Deep Convolutional Generative Adversarial Networks (DCGANs)

2 min readAug 15, 2020

Architectural Details for DCGAN

Comprised convolutional network without max-pooling. Instead, it uses convolutional stride and transpose convolution for downsampling and upsampling respectively. To find out how pooling and convolutional stride differs please go through this.
Removed all fully connected layers
Used batch normalization to bring stability in learning. It is done by normalizing the input to have zero mean and a variance of one. Batchnormalization was added to all the layers except generator output layer and discriminator input layer
ReLU activation is used in the generator except for the output layer which uses tanh activation function
LeakyReLU activation is used at all layers in the discriminator

Training Generator in DCGAN

Generator takes a uniform noise distribution z as input. This input is reshaped with the help of fully connected layer into three dimensional layer with small base (width * height) and depth. Then, using transposed convolution, the output from previous layer is upsampled. Each transoposed convolution layer is followed by batch normalization to normalize the input. This helps in stabilizing the training of our GAN.

Details of Adversarial Training

DCGAN was trained on three datasets: Large-scale Scene Understanding (LSUN), ImageNet-1k and Faces dataset.

Training images were scaled to the range of tanh activation function [-1, 1] and no further pre-processing was performed
All models were trained with mini-batch size of 128
Weights were initialized from normal normal distribution with mean 0 and standard deviation of 0.2
Incase of LeakyReLU, the value of alpha was set to 0.2
Adam optimizer was used for updating weights.

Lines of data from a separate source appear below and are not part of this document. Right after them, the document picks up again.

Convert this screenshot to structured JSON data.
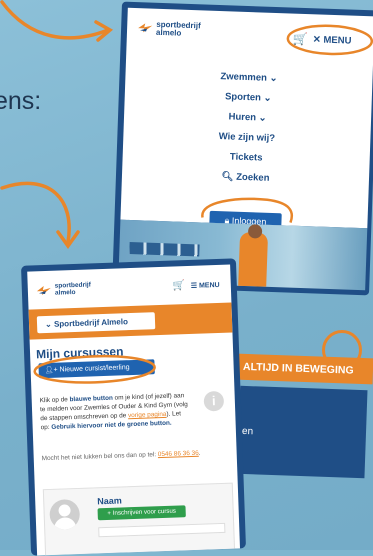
{
  "background": {
    "partial_text": "ens:"
  },
  "phone1": {
    "logo_line1": "sportbedrijf",
    "logo_line2": "almelo",
    "menu_label": "MENU",
    "nav": [
      "Zwemmen",
      "Sporten",
      "Huren",
      "Wie zijn wij?",
      "Tickets",
      "Zoeken"
    ],
    "login_label": "Inloggen",
    "slogan": "ALTIJD IN BEWEGING",
    "panel_fragment": "en"
  },
  "phone2": {
    "logo_line1": "sportbedrijf",
    "logo_line2": "almelo",
    "menu_label": "MENU",
    "dropdown_label": "Sportbedrijf Almelo",
    "title": "Mijn cursussen",
    "new_student_label": "Nieuwe cursist/leerling",
    "info_part1": "Klik op de ",
    "info_bold1": "blauwe button",
    "info_part2": " om je kind (of jezelf) aan te melden voor Zwemles of Ouder & Kind Gym (volg de stappen omschreven op de ",
    "info_link": "vorige pagina",
    "info_part3": "). Let op: ",
    "info_bold2": "Gebruik hiervoor niet de groene button.",
    "contact_text": "Mocht het niet lukken bel ons dan op tel: ",
    "contact_phone": "0546 86 36 36",
    "contact_end": ".",
    "card_name": "Naam",
    "enroll_label": "Inschrijven voor cursus"
  },
  "colors": {
    "brand_blue": "#1f4e86",
    "accent_orange": "#e8862a",
    "green": "#2f9e4c"
  }
}
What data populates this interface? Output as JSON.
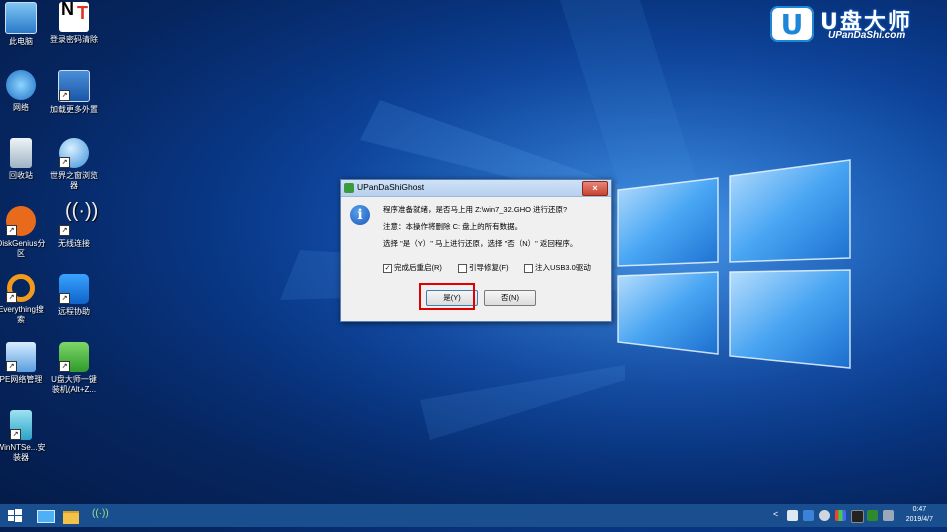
{
  "brand": {
    "name": "U盘大师",
    "url": "UPanDaShi.com",
    "logo_letter": "U"
  },
  "desktop_icons": [
    {
      "label": "此电脑"
    },
    {
      "label": "登录密码清除"
    },
    {
      "label": "网络"
    },
    {
      "label": "加载更多外置"
    },
    {
      "label": "回收站"
    },
    {
      "label": "世界之窗浏览器"
    },
    {
      "label": "DiskGenius分区"
    },
    {
      "label": "无线连接"
    },
    {
      "label": "Everything搜索"
    },
    {
      "label": "远程协助"
    },
    {
      "label": "PE网络管理"
    },
    {
      "label": "U盘大师一键装机(Alt+Z..."
    },
    {
      "label": "WinNTSe...安装器"
    }
  ],
  "dialog": {
    "title": "UPanDaShiGhost",
    "close": "×",
    "info_glyph": "i",
    "line1": "程序准备就绪，是否马上用 Z:\\win7_32.GHO 进行还原?",
    "line2": "注意：本操作将删除 C: 盘上的所有数据。",
    "line3": "选择 \"是（Y）\" 马上进行还原，选择 \"否（N）\" 返回程序。",
    "checkboxes": [
      {
        "label": "完成后重启(R)",
        "checked": true
      },
      {
        "label": "引导修复(F)",
        "checked": false
      },
      {
        "label": "注入USB3.0驱动",
        "checked": false
      }
    ],
    "yes_label": "是(Y)",
    "no_label": "否(N)"
  },
  "taskbar": {
    "clock_time": "0:47",
    "clock_date": "2019/4/7",
    "tray_chevron": "<"
  },
  "colors": {
    "accent": "#1a4f8f",
    "highlight": "#e00000"
  }
}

Learning rate was set to 0.001 and momentum term was reduced to 0.5 from 0.9

Dataset Details

DCGAN model was trained on LSUN bedroom dataset comprising over 3 million training images.
No data augmentation was used
De-duplication process was performed to decrease the likelihood of generator memorizing input examples. For this, autoencoder was trained to find and delete similar points from the training dataset. De-duplication process helped in removing 275k images.